Top 10 Weight Loss Exercises to Burn Your Fat
Are you someone who wants to lose weight to live a healthy life, then to achieve this you need to start exercising? We all know that incorporating exercise into our routines helps us lose weight and improve our cardiovascular health. But unfortunately, due to our busy schedules, we don't get enough time for exercising, thus reaching the desired weight becomes a challenge. However, now people all over the world have realized that it is important to exercise instead of laying on a couch or watching a movie. So, in this blog, we have mentioned a few fat-burning exercises to help you feel stronger, healthier, and happier.
Start exercising for a few minutes per day, slowly increasing the time and intensity, but be sure that the heart rate should always be stable. Many of the exercises would be easier but should be performed under the guidance of a Physical Therapist. These exercises have a stronger effect on preventing weight gain and maintaining weight loss.
Squats:
Squat works for all the muscles in the lower body including the quads, hamstrings, and glutes. It also strengthens the core as deep abdominal muscles and back are also required to perform squats correctly.
- Bring the arms together for praying.
- Sit in a squat position by bending the pelvis same as trying to sit on a chair.
- Do 30 seconds of squats for 10 minutes.
Push-ups:
Push-up works well for upper body exercises because it engages the chest to the back, the arms, and even the abs. The shoulders should line up with the wrists and tuck the elbows towards the sides. Try to get the chest and hips close to the floor as possible without touching them.
- Use an anti-slip floor with good shoes.
- Touch the floor with bare hands in plank position and stay at the tip of the toes.
- Move up and down or towards the floor and then towards the ceiling.
- Repeat a few times.
Bridging:
The bridge or a hip raise or extension strengthens the glutes and hamstrings, and also works on the abdominals, back, and inner thighs.
- Lie on the mat.
- Elevate the pelvis to create an ideal bridge between the torso and head.
- Repeat this exercise multiple times.
Lunges:
This exercise offers a unique development to the largest muscles of the legs, the glutes, and the quads.

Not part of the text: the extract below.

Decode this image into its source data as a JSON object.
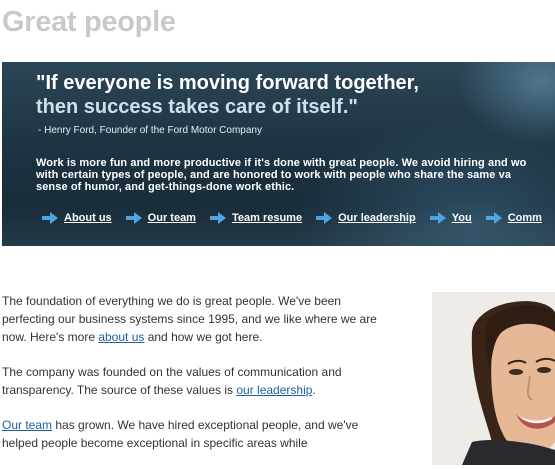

Make sure to wear the right shoes that provide enough friction to the ground.
- The feet should be placed together and arms resting by the sides.
- Step forward with the right foot and lower the body until the front knee is at 90 degrees and the knee is not touching the floor.
- Then, push off of the front right foot while straightening the left leg keep the right foot off of the floor, and balance with the right thigh parallel to the hip.
Spinal Balance:
Spinal balance is a great exercise for weight loss.
- Come into a tabletop position on the palms and knees, making sure that the head and neck are a natural extension of the spine.
- Extend the right arm out directly in front of the shoulder, with the palm facing in slowly extend the left leg back behind with the heel lifted and leg in alignment with the hips.
- Complete the exercise by bringing the right elbow in to touch the left knee while rounding up through the spine and tucking the chin into the chest.
- Return to the starting position with a straight-arm and leg position.
Frog Jumps:
This exercise adds power to the lower body and increases the heart rate for cardiovascular benefit.
- Start in an athletic squat position.
- Swing the arms back behind the hips, push off of the heels and jump forward to land, and immediately.
- Sink the back down into a squatting position and jump again.
Pull-ups:
The pull-up is one of the most challenging body-weight exercises. It works the muscles in the back, chest, shoulders, and arms like a few others. In case a standard pull-up is difficult, assisted pullup or complete kipping motion can be done to build up the strength necessary to complete this exercise without momentum. Pullups are one of the most effective weight loss exercises. It helps to lose weight and burn calories by developing all the muscles of the arms, and legs. As great strength of the upper and lower abdominal muscles are responsible to keep the workout pace and energy elevated during the day
- Place the arms to the right position over a stable object that hangs on the wall.
- Then try to elevate the body over the arms level multiple times.
Donkey Kicks:
This exercise is the same as the way donkeys react to any external stimulus, but these are good weight loss practices for people that need to keep fit. There is no need for extra equipment and can be performed anywhere.
- Step on a soft mat and bend the knees.
- Then start to quickly stretch the leg to the rear.
- Stay at a maximum stretch for more time.
- Repeat the same a few times.
Bench Dips:
This exercise is a great calorie burner from day one and keeps the energy levels up with this exercise if you combine it with the best diet.
- A stable bench or sofa is required for this exercise.
- Start dipping down using the arms to support the body weight.
Jumping Rope:
This exercise remains a workout usually from childhood. More strength for the core muscles and also develop the shoulders and feet. This high-intensity exercise of fitness may give the chance to lose more weight.
- While doing the exercise make sure to have the right floor to jump on and wear the best shoes to protect the legs and feet.
These exercises are ideal for any person, no matter their age or health condition. These exercises enhance health levels and keep the body remain fit for daily activities.